Analyst Reveals Apple and Tesla Face Major Risks from Trump’s Tariffs
In a recent analysis, Wedbush Securities analyst Dan Ives has sharply revised his price targets for two major tech companies, Apple and Tesla. This adjustment comes as President Trump’s tariffs raise concerns about potential disruptions to these businesses. The impact of these tariffs could lead to significant changes in how these companies operate, particularly with their strong ties to China.
Impact of Tariffs on Apple
Ives highlighted that the tariffs represent an “economic Armageddon” for Apple, primarily due to the company’s extensive production in China. He stated, “In our view, no U.S. tech company is more negatively impacted by these tariffs than Apple, with 90% of iPhones produced and assembled in China.”
Revised Price Target for Apple
- Price target cut from $325 to $250 per share
- Current share price: $180, a drop of 4.3%
Effects on Tesla’s Valuation
Similarly, Ives reduced his target for Tesla, lowering it from $550 to $315. Despite this adjustment, the new target remains significantly above Tesla’s current trading price of approximately $233.94 as of 2:10 p.m. ET.

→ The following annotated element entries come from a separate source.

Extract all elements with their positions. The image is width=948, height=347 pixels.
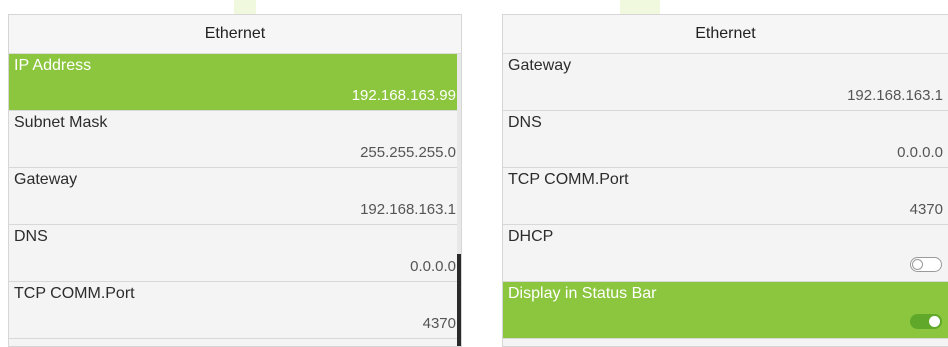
dhcp-toggle[interactable] <box>910 257 942 272</box>
ethernet-panel-left: Ethernet IP Address 192.168.163.99 Subne… <box>8 14 462 347</box>
setting-row-gateway[interactable]: Gateway 192.168.163.1 <box>9 168 461 225</box>
setting-label: Gateway <box>14 171 78 188</box>
setting-row-dhcp[interactable]: DHCP <box>503 225 948 282</box>
watermark-shape <box>620 0 660 14</box>
watermark-shape <box>234 0 256 14</box>
settings-list: IP Address 192.168.163.99 Subnet Mask 25… <box>9 54 461 339</box>
setting-label: DNS <box>508 114 542 131</box>
screen: Ethernet IP Address 192.168.163.99 Subne… <box>0 0 948 347</box>
scrollbar[interactable] <box>457 54 461 346</box>
toggle-knob <box>929 316 940 327</box>
setting-label: IP Address <box>14 57 92 74</box>
toggle-knob <box>912 259 923 270</box>
setting-row-dns[interactable]: DNS 0.0.0.0 <box>503 111 948 168</box>
setting-value: 192.168.163.1 <box>847 87 943 104</box>
setting-row-dns[interactable]: DNS 0.0.0.0 <box>9 225 461 282</box>
setting-label: TCP COMM.Port <box>14 285 135 302</box>
settings-list: Gateway 192.168.163.1 DNS 0.0.0.0 TCP CO… <box>503 54 948 339</box>
setting-value: 4370 <box>909 201 943 218</box>
setting-value: 0.0.0.0 <box>897 144 943 161</box>
setting-label: Subnet Mask <box>14 114 108 131</box>
panel-title: Ethernet <box>9 15 461 54</box>
setting-label: DNS <box>14 228 48 245</box>
setting-label: DHCP <box>508 228 554 245</box>
setting-value: 0.0.0.0 <box>410 258 456 275</box>
setting-label: TCP COMM.Port <box>508 171 629 188</box>
status-bar-toggle[interactable] <box>910 314 942 329</box>
setting-label: Gateway <box>508 57 572 74</box>
setting-row-tcp-comm-port[interactable]: TCP COMM.Port 4370 <box>503 168 948 225</box>
setting-value: 192.168.163.99 <box>351 87 456 104</box>
setting-row-display-in-status-bar[interactable]: Display in Status Bar <box>503 282 948 339</box>
scrollbar-thumb[interactable] <box>457 254 461 346</box>
setting-row-ip-address[interactable]: IP Address 192.168.163.99 <box>9 54 461 111</box>
setting-row-subnet-mask[interactable]: Subnet Mask 255.255.255.0 <box>9 111 461 168</box>
setting-label: Display in Status Bar <box>508 285 657 302</box>
setting-value: 192.168.163.1 <box>360 201 456 218</box>
setting-value: 255.255.255.0 <box>360 144 456 161</box>
setting-value: 4370 <box>422 315 456 332</box>
ethernet-panel-right: Ethernet Gateway 192.168.163.1 DNS 0.0.0… <box>502 14 948 347</box>
panel-title: Ethernet <box>503 15 948 54</box>
setting-row-tcp-comm-port[interactable]: TCP COMM.Port 4370 <box>9 282 461 339</box>
setting-row-gateway[interactable]: Gateway 192.168.163.1 <box>503 54 948 111</box>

Factors Influencing Tesla’s Price Cut
Beyond tariffs, Ives pointed out that CEO Elon Musk’s political affiliations are also contributing to a brand crisis for Tesla. His connections with Trump and the associated tariff policies are causing a decline in sales both in the U.S. and Europe. This situation may further push Chinese consumers towards domestic brands like BYD.
Market Reaction
Following these announcements, Tesla’s shares experienced a decline of nearly 10% compared to Friday’s closing price, although there has been a slight recovery as of Monday afternoon.
Conclusion
As both Apple and Tesla navigate these turbulent times, the impact of international trade policies and political dynamics will be crucial for their future. Investors are advised to stay informed about these developments, as they could significantly affect market performance.